Tuesday, February 5, 2013

Review: Dale Watson & His Lonestars, "El Rancho Azul"

If anyone can be said to be the “godfather” of the underground traditional country movement, it would probably be Dale Watson.

Though he released his first album in 1995, his roots in music go much farther back, as does his sound. He’s got the style, story and look of the classic country artists, and he’s damned proud of it.

Even before his latest album El Rancho Azul hit shelves, Watson had a brand-new song you won’t find on the album making rounds on YouTube. The singer has often been critical of the commercial country establishment, starting with the song “Nashville Rash” on his first album, and several others sprinkled throughout his career, including the fan favorite “Country My Ass.”

Well, when modern country singer Blake Shelton referred to fans of traditional country as “old farts” and “jackasses” in an interview with CMT recently, you know Watson couldn’t let it pass. So he recorded a new song for Shelton, in which he sings “I’d rather be an old fart than a new country turd.” The backdrop for the video is Johnny Cash’s infamous middle finger photo, and Watson offers one of his own at the end, with a “there you go, Blake.”

And that’s one of the most endearing things about Watson. Aside from the fact that he’s a great musician if you love old-school honky tonk-style music. He has a great sense of humor and is capable of some of those witty turns of phrase that always make you smile when you come across them in classic country.

That humor is apparent on El Rancho Azul in a number of songs, but particularly “Where Do You Want It?” A live staple for several years, the song was written about an incident in which his friend and fellow country singer Billy Joe Shaver shot a man in a Texas bar. Witnesses said that, before he shot the man, Shaver asked him “where do you want it?” Shaver has denied the claim and was found not guilty of aggravated assault in the case, but he gave Watson his blessing to keep performing the song.

Whitey Morgan and the 78s made the first recording of the song, but Watson has followed on his new record with a twangier, more traditional version that’s still addictively catchy.

El Rancho Azul delivers just what you expect from Watson: honky tonk sounds, copious consumption of alcohol, heartache and humor, all wrapped up in a very traditional package.

Classic drinking songs are the first order of business on this record. The best of the bunch is “I Lie When I Drink,” a classic country drinking song with a little touch of Texas swing that finds the subject of the song in the familiar country territory of sitting on a barstool trying to drink away the memory of the woman he lost.

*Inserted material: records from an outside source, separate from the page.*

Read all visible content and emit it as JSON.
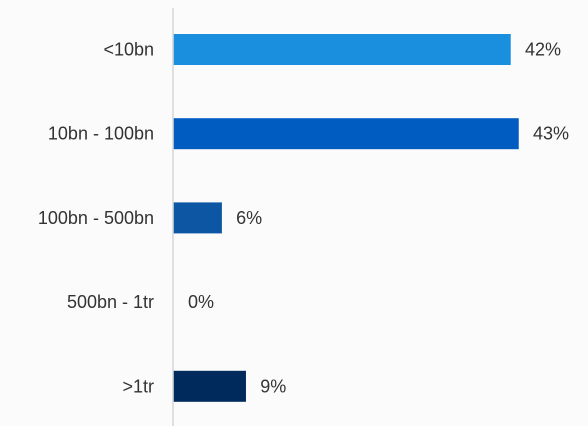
{
  "chart_data": {
    "type": "bar",
    "orientation": "horizontal",
    "categories": [
      "<10bn",
      "10bn - 100bn",
      "100bn - 500bn",
      "500bn - 1tr",
      ">1tr"
    ],
    "values": [
      42,
      43,
      6,
      0,
      9
    ],
    "value_labels": [
      "42%",
      "43%",
      "6%",
      "0%",
      "9%"
    ],
    "unit": "%",
    "xlim": [
      0,
      43
    ],
    "grid": false,
    "colors": [
      "#1a8fdd",
      "#005cc0",
      "#0c56a3",
      "#0a3f80",
      "#002a5c"
    ],
    "axis_color": "#d6d6d6",
    "text_color": "#333333"
  }
}
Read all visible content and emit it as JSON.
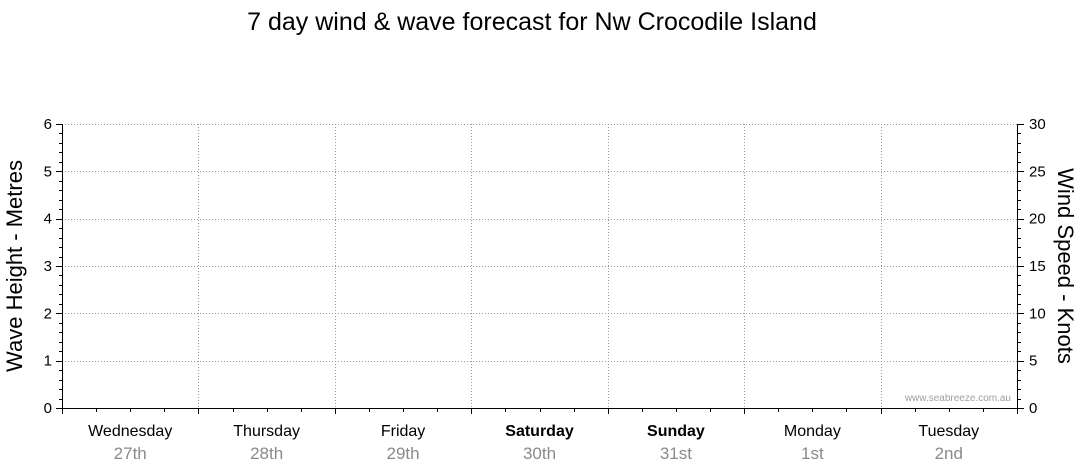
{
  "chart_data": {
    "type": "line",
    "title": "7 day wind & wave forecast for Nw Crocodile Island",
    "y_left": {
      "label": "Wave Height - Metres",
      "range": [
        0,
        6
      ],
      "ticks": [
        "0",
        "1",
        "2",
        "3",
        "4",
        "5",
        "6"
      ]
    },
    "y_right": {
      "label": "Wind Speed - Knots",
      "range": [
        0,
        30
      ],
      "ticks": [
        "0",
        "5",
        "10",
        "15",
        "20",
        "25",
        "30"
      ]
    },
    "days": [
      {
        "name": "Wednesday",
        "date": "27th",
        "bold": false
      },
      {
        "name": "Thursday",
        "date": "28th",
        "bold": false
      },
      {
        "name": "Friday",
        "date": "29th",
        "bold": false
      },
      {
        "name": "Saturday",
        "date": "30th",
        "bold": true
      },
      {
        "name": "Sunday",
        "date": "31st",
        "bold": true
      },
      {
        "name": "Monday",
        "date": "1st",
        "bold": false
      },
      {
        "name": "Tuesday",
        "date": "2nd",
        "bold": false
      }
    ],
    "grid": true,
    "series": [],
    "watermark": "www.seabreeze.com.au"
  }
}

“Thanks to Tequila” riffs on The Champs’ “Tequila” as Watson outlines a series of mishaps that occurred thanks to tequila. “Drink, Drink, Drink” takes a fun sing-along style approach to the theme.

Of course, Watson sometimes gets the girl. “Give Me More Kisses” opens with a very Jerry Lee Lewis-like piano run and an old-time rockabilly beat that would make the Killer proud. “We’re Gonna Get Married” has an enthusiastic husband-to-be inviting everyone to his wedding. Too bad you know on Watson’s next record that same guy will probably end up in a bar drinking away his sorrows like the other poor saps on this album.

On the album’s first single, “Daughter’s Wedding Song,” Watson shows a more sensitive side. The tune was written for a couple that asked him to do something for the father-daughter dance. I can’t really relate to it personally, having only a son who is nowhere near marrying age, but I’m sure there are plenty of folks who will.

And what would a honky tonk be without dancing? There’s plenty of that to be had. “Cowboy Boots” opens with a play on “Happy Trails” before cranking up into a good-timing tune about women in cowboy boots. The companion pieces “Quick Quick Slow Slow” and “Slow Quick Quick” provide the two-step options for the album.

El Rancho Azul provides just what fans have come to expect from Watson. It’s filled with memorable songs that are deeply rooted in the traditional country of the Texas honky tonks, and it’s great fun. You’ll leave the album feeling a lot better than you did when you put it on, and I’d highly recommend it for those out there who think old-fashioned country is depressing music for old farts and jackasses.